The work of the Messiah is described by His forerunner in Isaiah:
Every valley shall be exalted, and every mountain and hill shall be made low, and the crooked shall be made straight, and the rough places plain. (Isaiah 40:4)
…I will make darkness light before them, and crooked things straight. (Isaiah 42:16)
When the Messiah would come, the prophets foretold, He would turn the crooked paths –those distorted and perverted paths– into straight paths for men to walk so as to find salvation only in Him.
Later, John the Baptist used Isaiah’s words to introduce the ministry of Jesus:
Every valley shall be filled, and every mountain and hill shall be brought low; and the crooked shall be made straight, and the rough ways shall be made smooth; and all flesh shall see the salvation of God. (Luke 3:5)
Repeatedly in the Gospels Jesus fulfilled the prophecies by changing paths made crooked by legalistic religion and worldly values into straight paths that brought people straight to Himself!
In light of this wooing characteristic in Our Lord, why are many modern prayer ministries encouraging a method of praying that employs crooked paths?
I was recently motivated to learn more about St. Paul’s Chapel in New York City. In 1766 the newly inaugurated president, George Washington, lead a procession of political leaders to a location in lower Manhattan for a prayer of dedication for our nation. St. Paul’s Chapel, part of Trinity Wall Street Episcopal Church, is located on that spot and is the oldest building in New York that remains in continuous use.

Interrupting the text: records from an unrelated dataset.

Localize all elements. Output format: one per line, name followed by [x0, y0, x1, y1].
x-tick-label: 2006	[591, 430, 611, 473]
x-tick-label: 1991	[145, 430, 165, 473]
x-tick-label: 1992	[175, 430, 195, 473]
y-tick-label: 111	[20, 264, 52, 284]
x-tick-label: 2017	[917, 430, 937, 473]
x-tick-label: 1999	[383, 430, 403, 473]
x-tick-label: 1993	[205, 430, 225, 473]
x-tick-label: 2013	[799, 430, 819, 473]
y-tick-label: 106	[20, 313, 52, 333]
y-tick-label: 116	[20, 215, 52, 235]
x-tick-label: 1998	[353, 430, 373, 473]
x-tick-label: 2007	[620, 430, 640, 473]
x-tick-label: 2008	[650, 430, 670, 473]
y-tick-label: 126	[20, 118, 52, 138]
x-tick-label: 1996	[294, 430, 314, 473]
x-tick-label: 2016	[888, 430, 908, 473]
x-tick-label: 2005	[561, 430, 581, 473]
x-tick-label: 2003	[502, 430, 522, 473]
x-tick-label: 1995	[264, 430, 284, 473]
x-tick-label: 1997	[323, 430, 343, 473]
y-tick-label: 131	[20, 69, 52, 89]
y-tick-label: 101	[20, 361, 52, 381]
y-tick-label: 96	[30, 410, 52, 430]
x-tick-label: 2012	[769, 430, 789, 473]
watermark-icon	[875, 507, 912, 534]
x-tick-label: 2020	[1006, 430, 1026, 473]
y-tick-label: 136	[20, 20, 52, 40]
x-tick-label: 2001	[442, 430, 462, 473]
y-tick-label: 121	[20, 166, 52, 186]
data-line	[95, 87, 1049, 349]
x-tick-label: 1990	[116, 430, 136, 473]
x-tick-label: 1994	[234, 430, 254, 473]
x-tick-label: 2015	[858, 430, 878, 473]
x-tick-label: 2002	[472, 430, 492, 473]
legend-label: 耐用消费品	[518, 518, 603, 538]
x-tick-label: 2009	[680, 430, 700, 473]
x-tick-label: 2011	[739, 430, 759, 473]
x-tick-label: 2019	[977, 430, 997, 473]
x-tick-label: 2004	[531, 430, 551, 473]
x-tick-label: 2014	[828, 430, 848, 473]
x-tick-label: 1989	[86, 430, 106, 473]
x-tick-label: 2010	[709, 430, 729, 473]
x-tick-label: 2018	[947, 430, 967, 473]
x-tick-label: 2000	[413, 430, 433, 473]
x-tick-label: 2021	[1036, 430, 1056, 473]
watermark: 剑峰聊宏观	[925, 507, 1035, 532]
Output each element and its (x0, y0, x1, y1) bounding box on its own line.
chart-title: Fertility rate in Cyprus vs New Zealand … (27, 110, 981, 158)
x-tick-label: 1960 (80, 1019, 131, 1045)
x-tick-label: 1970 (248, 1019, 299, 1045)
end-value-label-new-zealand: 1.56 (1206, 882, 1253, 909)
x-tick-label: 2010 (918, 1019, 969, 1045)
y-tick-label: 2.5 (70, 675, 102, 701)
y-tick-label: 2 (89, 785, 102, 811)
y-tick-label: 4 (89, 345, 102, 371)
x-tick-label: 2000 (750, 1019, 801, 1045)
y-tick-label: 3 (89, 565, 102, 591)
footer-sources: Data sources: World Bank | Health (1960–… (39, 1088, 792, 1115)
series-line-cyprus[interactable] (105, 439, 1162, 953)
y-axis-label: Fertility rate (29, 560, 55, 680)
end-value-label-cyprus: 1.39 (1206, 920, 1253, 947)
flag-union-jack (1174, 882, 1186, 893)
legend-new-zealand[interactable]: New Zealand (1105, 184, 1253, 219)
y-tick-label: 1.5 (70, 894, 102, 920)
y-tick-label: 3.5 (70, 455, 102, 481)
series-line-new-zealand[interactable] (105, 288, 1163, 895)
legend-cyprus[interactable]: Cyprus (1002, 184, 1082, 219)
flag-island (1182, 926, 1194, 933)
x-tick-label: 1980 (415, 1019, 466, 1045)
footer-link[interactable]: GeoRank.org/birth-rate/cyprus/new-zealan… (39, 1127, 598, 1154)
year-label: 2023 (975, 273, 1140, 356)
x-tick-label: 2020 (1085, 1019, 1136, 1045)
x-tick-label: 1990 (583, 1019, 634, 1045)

St. Paul’s Chapel has survived over 200 years of turbulent history of this country. The most recent of which was the terrorist attack on the towers of the World Trade Center in 2001. Although much was destroyed at Ground Zero, this chapel survived!
As I read about this chapel, my eye caught an interesting highlight on their web site that promoted their labyrinth. A labyrinth is an ancient, pagan work of art that traces its history back to Daedalus of Crete. Although revived and “christianized” by the Roman Catholic Church during the dark Middle Ages, there is nothing Christian about the use of a labyrinth! St Paul’s Chapel web site states: “a labyrinth walk is a symbolic pilgrimage, a cathartic act that leads to salvation, enlightenment or consolation.”
I could not believe what I read: “a labyrinth walk is…a cathartic act that leads to salvation.” They were offering a salvation that is man-produced instead of Christ-redeemed through His crucifixion! Instead of a “straight path” to the Messiah, the “crooked path” of their labyrinth is leading many to a counterfeit salvation.
Recently our daughter’s family visited a strong Southern Baptist church in their community. They inquired about the prayer ministry of the church and were told that it is a “cathartic ministry of the church”! Webster describes a catharsis as a purification of the emotions primarily through art forms.
Many denominations and churches have long left biblically sound prayer ministries that serve as a straight path to the Messiah and His purposes. Inspired by something novel and often following the writings of false prophets, they have chosen to employ pagan-originated prayer walks and labyrinths to massage the emotions. Visually they can see the gnarled, distorted, and twisted image of the labyrinths! Often what they cannot see is the subtle message that salvation and healing are man-produced. Their crooked path hinders the Messiah and His purposes! According to Isaiah 59:8, their crooked path will not bring peace!